-¡Man…!
¡Man…! ¿Niña Cuándo vas a escuchar y hacer lo que se te pide?
-¿Qué, qué
me dijiste?
-¿Siempre
en el extra mundo! Pareces una abombada.
¡Manu, tienes pajaritos en la
cabeza!
Manu nació en primavera, con el color de las hojas amarillo verdoso de los
primeros brotes; calmo, limpio y suave de la brisa que desdibuja el frío y
alienta con hálito tibio el aire del campo. Manu, pequeñita y frágil.
Fue la única mujer entre ocho varones. Mis padres, campesinos analfabetos y
tranquilos, la recibieron confundidos. Una fémina entre tanto hombre…,
toscos, bravucones, intensos y arrebatados. ¡No sabíamos cómo tratar a la niña!
Creció como educada por manos ásperas pero deliciosas. ¡Nunca un grito, una
palabrota, un enojo! Cuidada como copa de alabastro, era un pequeño cristal que
se podía quebrar con el más leve movimiento.
Entonces adiós a los chicos alborotados, peleadores y groseros. Ya no
peleábamos y sólo afuera de casa o en la escuela y fuera de su mirada que
escapaba hacia el cielo, siguiendo el rumbo de los pájaros. Nunca cerca de su
mirada melancólica, según decía madre, podíamos asustarla.
Cuando comenzó a caminar, todos detrás de ella para evitar que se fuera de
bruces al piso, parecíamos una larga fila de hormigas…todos atrás. No se puede
raspar o algo que se marque en su piel de azucena. Su piel de seda pálida
brillaba por un color de damasco que maduraba lentamente. El cabello largo y
ondulado bajaba sobre sus hombros con suaves rulos y caían por la espalda y la
serena frente amplia. Piel con brillo de fiesta permanente; pestañas largas
sombreando las mejillas siempre rociadas por alguna pícara lágrima que se
escapaba de sus ojos grises. ¡Nunca supimos por qué!

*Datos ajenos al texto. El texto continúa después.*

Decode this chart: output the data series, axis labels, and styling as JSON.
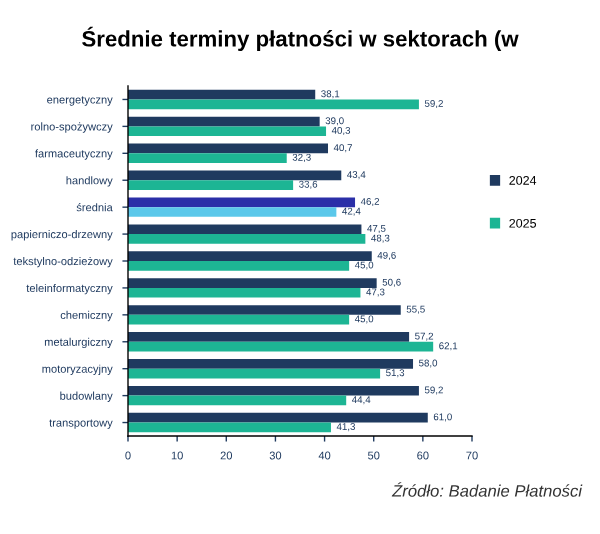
{
  "chart_data": {
    "type": "bar",
    "orientation": "horizontal",
    "title": "Średnie terminy płatności w sektorach (w",
    "categories": [
      "energetyczny",
      "rolno-spożywczy",
      "farmaceutyczny",
      "handlowy",
      "średnia",
      "papierniczo-drzewny",
      "tekstylno-odzieżowy",
      "teleinformatyczny",
      "chemiczny",
      "metalurgiczny",
      "motoryzacyjny",
      "budowlany",
      "transportowy"
    ],
    "series": [
      {
        "name": "2024",
        "color": "#1f3a5f",
        "colors": [
          "#1f3a5f",
          "#1f3a5f",
          "#1f3a5f",
          "#1f3a5f",
          "#2b2fa8",
          "#1f3a5f",
          "#1f3a5f",
          "#1f3a5f",
          "#1f3a5f",
          "#1f3a5f",
          "#1f3a5f",
          "#1f3a5f",
          "#1f3a5f"
        ],
        "values": [
          38.1,
          39.0,
          40.7,
          43.4,
          46.2,
          47.5,
          49.6,
          50.6,
          55.5,
          57.2,
          58.0,
          59.2,
          61.0
        ],
        "value_labels": [
          "38,1",
          "39,0",
          "40,7",
          "43,4",
          "46,2",
          "47,5",
          "49,6",
          "50,6",
          "55,5",
          "57,2",
          "58,0",
          "59,2",
          "61,0"
        ]
      },
      {
        "name": "2025",
        "color": "#1db594",
        "colors": [
          "#1db594",
          "#1db594",
          "#1db594",
          "#1db594",
          "#5bc8ea",
          "#1db594",
          "#1db594",
          "#1db594",
          "#1db594",
          "#1db594",
          "#1db594",
          "#1db594",
          "#1db594"
        ],
        "values": [
          59.2,
          40.3,
          32.3,
          33.6,
          42.4,
          48.3,
          45.0,
          47.3,
          45.0,
          62.1,
          51.3,
          44.4,
          41.3
        ],
        "value_labels": [
          "59,2",
          "40,3",
          "32,3",
          "33,6",
          "42,4",
          "48,3",
          "45,0",
          "47,3",
          "45,0",
          "62,1",
          "51,3",
          "44,4",
          "41,3"
        ]
      }
    ],
    "xlim": [
      0,
      70
    ],
    "xticks": [
      0,
      10,
      20,
      30,
      40,
      50,
      60,
      70
    ],
    "legend": "right",
    "annotations": [
      "Źródło: Badanie Płatności"
    ]
  }
}
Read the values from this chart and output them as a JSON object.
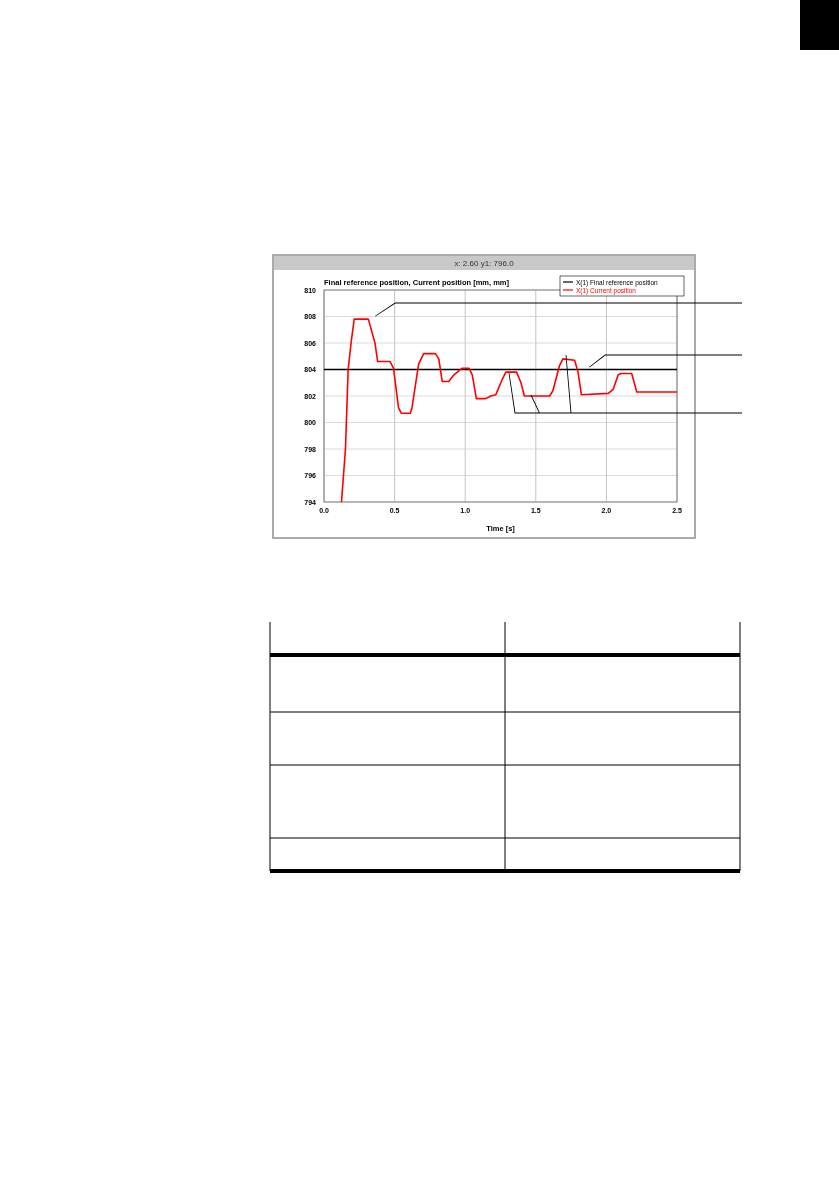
{
  "chart_data": {
    "type": "line",
    "title": "Final reference position, Current position [mm, mm]",
    "xlabel": "Time [s]",
    "annotations": [
      "x: 2.60 y1: 796.0"
    ],
    "xlim": [
      0,
      2.5
    ],
    "xticks": [
      {
        "value": 0,
        "label": "0.0"
      },
      {
        "value": 0.5,
        "label": "0.5"
      },
      {
        "value": 1,
        "label": "1.0"
      },
      {
        "value": 1.5,
        "label": "1.5"
      },
      {
        "value": 2,
        "label": "2.0"
      },
      {
        "value": 2.5,
        "label": "2.5"
      }
    ],
    "ylim": [
      794,
      810
    ],
    "yticks": [
      794,
      796,
      798,
      800,
      802,
      804,
      806,
      808,
      810
    ],
    "grid": true,
    "legend": "top right",
    "marker": "none",
    "line_style": "solid",
    "series": [
      {
        "name": "X(1) Final reference position",
        "color": "#000000",
        "x": [
          0,
          2.5
        ],
        "values": [
          804,
          804
        ]
      },
      {
        "name": "X(1) Current position",
        "color": "#ff0000",
        "x": [
          0.124,
          0.152,
          0.171,
          0.195,
          0.214,
          0.314,
          0.361,
          0.38,
          0.468,
          0.492,
          0.528,
          0.547,
          0.611,
          0.623,
          0.67,
          0.706,
          0.789,
          0.813,
          0.837,
          0.884,
          0.92,
          0.955,
          0.979,
          1.027,
          1.05,
          1.079,
          1.145,
          1.181,
          1.217,
          1.264,
          1.288,
          1.364,
          1.395,
          1.419,
          1.597,
          1.621,
          1.668,
          1.692,
          1.775,
          1.799,
          1.823,
          2.013,
          2.048,
          2.084,
          2.103,
          2.179,
          2.215,
          2.5
        ],
        "values": [
          794,
          798,
          804,
          806.3,
          807.8,
          807.8,
          806,
          804.6,
          804.6,
          804.1,
          801.1,
          800.7,
          800.7,
          801.1,
          804.4,
          805.2,
          805.2,
          804.8,
          803.1,
          803.1,
          803.6,
          803.9,
          804.1,
          804.1,
          803.6,
          801.8,
          801.8,
          802,
          802.1,
          803.3,
          803.8,
          803.8,
          803,
          802,
          802,
          802.4,
          804.3,
          804.8,
          804.7,
          803.8,
          802.1,
          802.2,
          802.5,
          803.6,
          803.7,
          803.7,
          802.3,
          802.3
        ]
      }
    ]
  }
}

La bautizaron con el nombre de Manuela. Y fue una fiesta inolvidable. Todos
hablan en la feria sobre ese día. Sobre los ricos dulces caseros y pasteles que
hizo mi madre y la madrina.
Así fue creciendo.
Subía a un árbol, en cuya horquita papá le había fabricado una especie de nido
y allí se quedaba como soñando, horas, canturreando.
Cuando la llamaban a comer o a dormir no contestaba. Según mamá y alguno de
nosotros, tenía pajaritos en la cabeza.
Un día, cuando
cumplió doce años le dijo a mi hermano Alfredo que en su cabeza había un piar
insistente de aves. Se moría de risa y curiosidad. Mas, luego, comenzaron
a salir de entre su cabellera los picos y cabecitas de pájaros de diferente
tamaño y color.
¡Y sí, tenía cientos de pájaros en la cabeza! Como si de eso fuera poco, ya no
bajaba del árbol.
Allí se quedó y ahora vuelan a su alrededor los pájaros más bellos del campo y
de la aldea.
¡Manu, realmente tiene pájaros en la cabeza!